Recostado en el lecho, Chemín volvió a ver a los dos niños. Estaban a la puerta del cielo, ante san Pedro. Éste, como un meticuloso guardia de aduanas, les contaba los lagartos arnales uno por uno. Parecía que no le cuadraban los números. Finalmente, miró a los niños con altiva mirada de funcionario y les dijo:

—¡Son pocos lagartos! Bajad y traed más.

Y los niños echaron a andar cabizbajos por un sendero descendiente, tropezando con los zuecos en los guijarros, y con el peso abrasador de la losa solar en sus espaldas.

¿Vamos a pescar truchas a mano?, dijo el pequeño Chemín. A lo mejor, una trucha vale en el cielo lo que tres lagartos.

Pero el pequeño Gandón no le respondió. De repente, había crecido. Era un hombre rudo y silencioso, sumido en sí mismo. Sus brazos y su rostro tenían el barniz resinoso de la intemperie. Al llegar al crucero, escupió en el suelo y tomó el camino contrario sin despedirse.

Adiós, Gandón, dijo con pena Chemín.

Cuando emigró a Suiza, su primer empleo fue en la construcción de un túnel en el Ticino. Eran por lo menos trescientos obreros horadando el vientre de la montaña. Chemín tenía de jefe un capataz italiano muy llevadero. Cuando se acercaba un ingeniero, les gritaba con energía «¡Laborare, laborare!». Cuando marchaba, guiñaba un ojo y decía con una sonrisa pícara «¡Piano, piano!». Una mañana llegó un nuevo grupo de obreros y Chemín se dio cuenta, por la forma de hablar, que la mayoría eran gallegos. Entre ellos, como una feliz aparición, descubrió a Gandón. Fue hacia él y lo saludó con alegría. El vecino pareció dudar, pero luego torció la mirada como quien muestra desprecio a un delator y siguió los pasos de su grupo. Durante meses se cruzaban y se repelían instintivamente. Hasta que un día Chemín se dio cuenta de la ausencia de Gandón, como si dejase de sentir el olor otoñal de un borrajo. Hacía un frío de mucho bajo cero. En la boca del túnel, el lienzo de la nieve flameaba como un sudario. Preguntó por él y un conocido de Camariñas le informó de que lo habían bajado a un hospital. Que le habían reventado las muelas al beber el agua helada de un manantial. Bebe leche, Gandón. Pero no. Sólo bebía agua. Le tengo alergia a la leche, decía. Tampoco probaba el queso ni la mantequilla. Ésa era la base de la dieta en el comedor de la empresa. Pasaba hambre, dijo el de Camariñas. Cagaba blanco como las gaviotas. No creo que vuelva.

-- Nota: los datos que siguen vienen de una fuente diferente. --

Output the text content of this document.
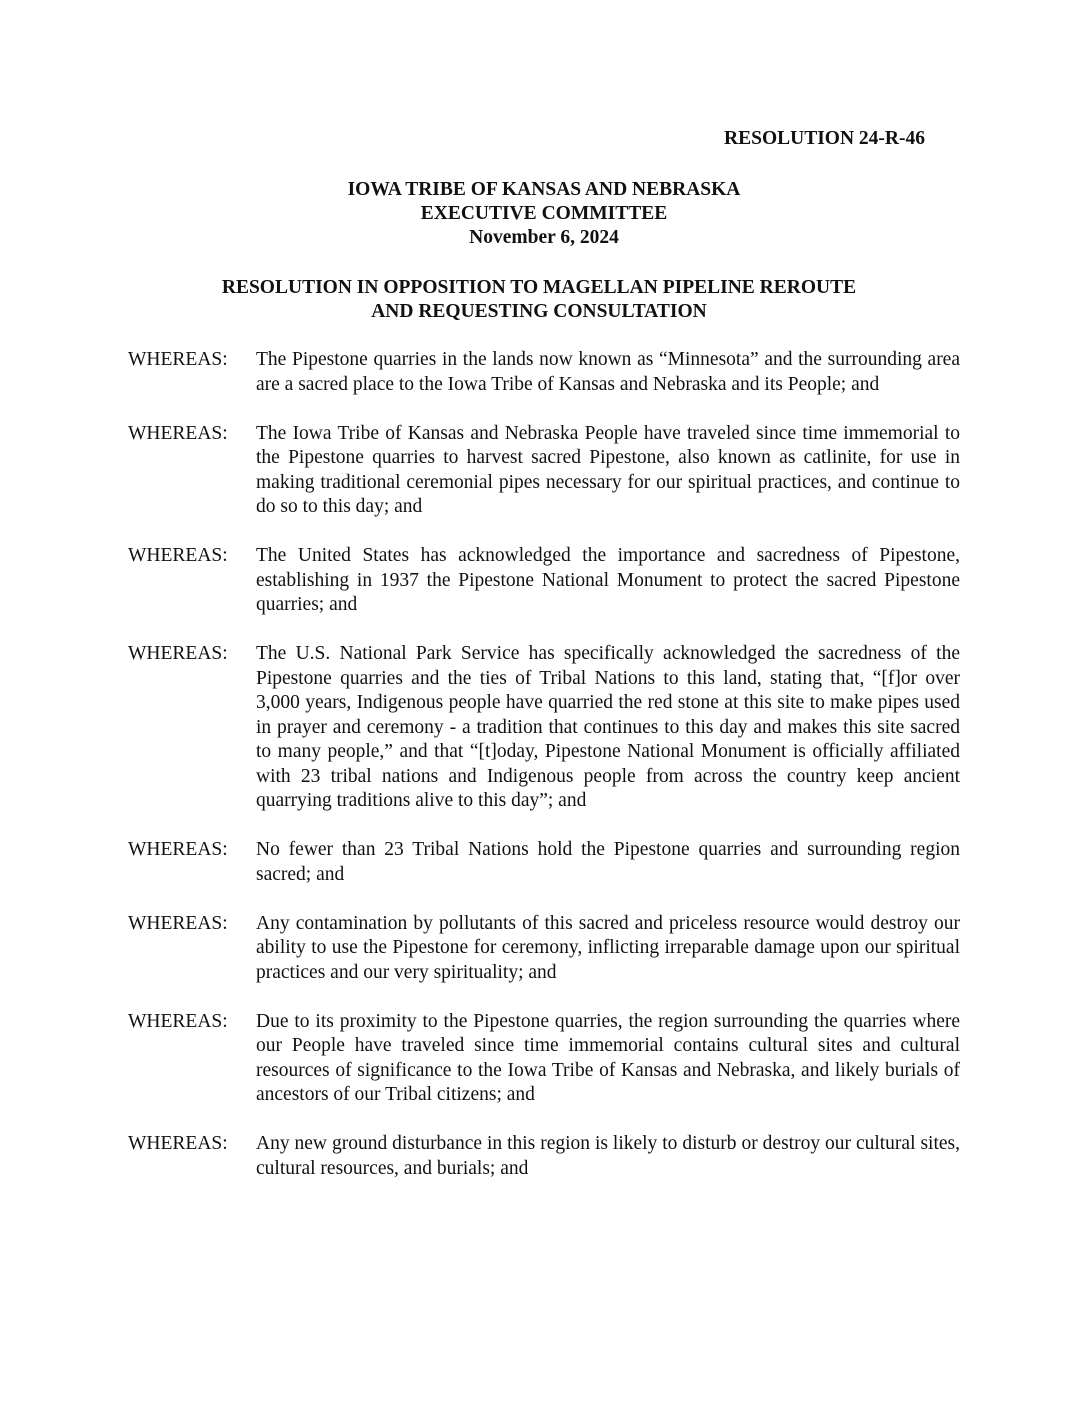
RESOLUTION 24-R-46
IOWA TRIBE OF KANSAS AND NEBRASKA
EXECUTIVE COMMITTEE
November 6, 2024
RESOLUTION IN OPPOSITION TO MAGELLAN PIPELINE REROUTE
AND REQUESTING CONSULTATION
WHEREAS:	The Pipestone quarries in the lands now known as “Minnesota” and the surrounding area are a sacred place to the Iowa Tribe of Kansas and Nebraska and its People; and
WHEREAS:	The Iowa Tribe of Kansas and Nebraska People have traveled since time immemorial to the Pipestone quarries to harvest sacred Pipestone, also known as catlinite, for use in making traditional ceremonial pipes necessary for our spiritual practices, and continue to do so to this day; and
WHEREAS:	The United States has acknowledged the importance and sacredness of Pipestone, establishing in 1937 the Pipestone National Monument to protect the sacred Pipestone quarries; and
WHEREAS:	The U.S. National Park Service has specifically acknowledged the sacredness of the Pipestone quarries and the ties of Tribal Nations to this land, stating that, “[f]or over 3,000 years, Indigenous people have quarried the red stone at this site to make pipes used in prayer and ceremony - a tradition that continues to this day and makes this site sacred to many people,” and that “[t]oday, Pipestone National Monument is officially affiliated with 23 tribal nations and Indigenous people from across the country keep ancient quarrying traditions alive to this day”; and
WHEREAS:	No fewer than 23 Tribal Nations hold the Pipestone quarries and surrounding region sacred; and
WHEREAS:	Any contamination by pollutants of this sacred and priceless resource would destroy our ability to use the Pipestone for ceremony, inflicting irreparable damage upon our spiritual practices and our very spirituality; and
WHEREAS:	Due to its proximity to the Pipestone quarries, the region surrounding the quarries where our People have traveled since time immemorial contains cultural sites and cultural resources of significance to the Iowa Tribe of Kansas and Nebraska, and likely burials of ancestors of our Tribal citizens; and
WHEREAS:	Any new ground disturbance in this region is likely to disturb or destroy our cultural sites, cultural resources, and burials; and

En la huerta de Chemín había también un nogal. Su padre le había contado que cada año crecía la altura de un hombre, pero que no daba fruto. Comenzó a dar nueces cuando él nació.

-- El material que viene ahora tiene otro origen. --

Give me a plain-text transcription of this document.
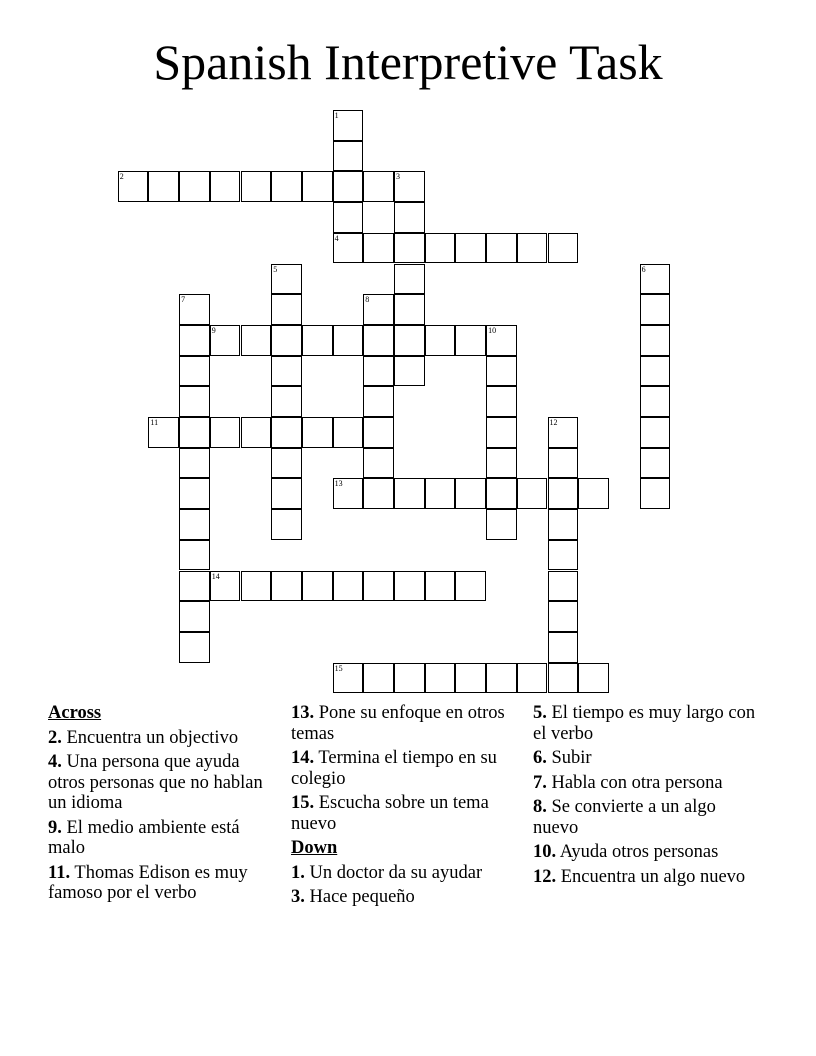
Spanish Interpretive Task
1
2	3
4
5	6
7	8
9	10
11	12
13
14
15
Across
2. Encuentra un objectivo
4. Una persona que ayuda otros personas que no hablan un idioma
9. El medio ambiente está malo
11. Thomas Edison es muy famoso por el verbo
13. Pone su enfoque en otros temas
14. Termina el tiempo en su colegio
15. Escucha sobre un tema nuevo
Down
1. Un doctor da su ayudar
3. Hace pequeño
5. El tiempo es muy largo con el verbo
6. Subir
7. Habla con otra persona
8. Se convierte a un algo nuevo
10. Ayuda otros personas
12. Encuentra un algo nuevo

Un día supo, de forma indirecta, por una conversación de vecinos, que aquel nogal había sido la causa de la discordia entre los Chemín y los Gandón. En realidad, él mismo era parte fundamental de la historia.

El padre de Chemín se había casado de viejo con una muchacha muy hermosa. María da Gracia, su madre, era hija de soltera, había trabajado desde niña de criada, pero no por eso tenía pocos pretendientes. Ella misma era la mejor dote que un labrador podía desear. En la folía del maíz cantaba tangos y boleros y la gente arrancaba al compás las rugosas y ásperas hojas de las mazorcas como si fuesen pétalos del Corpus. Cuando el viejo Chemín y María da Gracia se casaron, los mozos más resentidos no dejaron de cantar coplas y agitar cencerros y latas toda la noche ante la casa.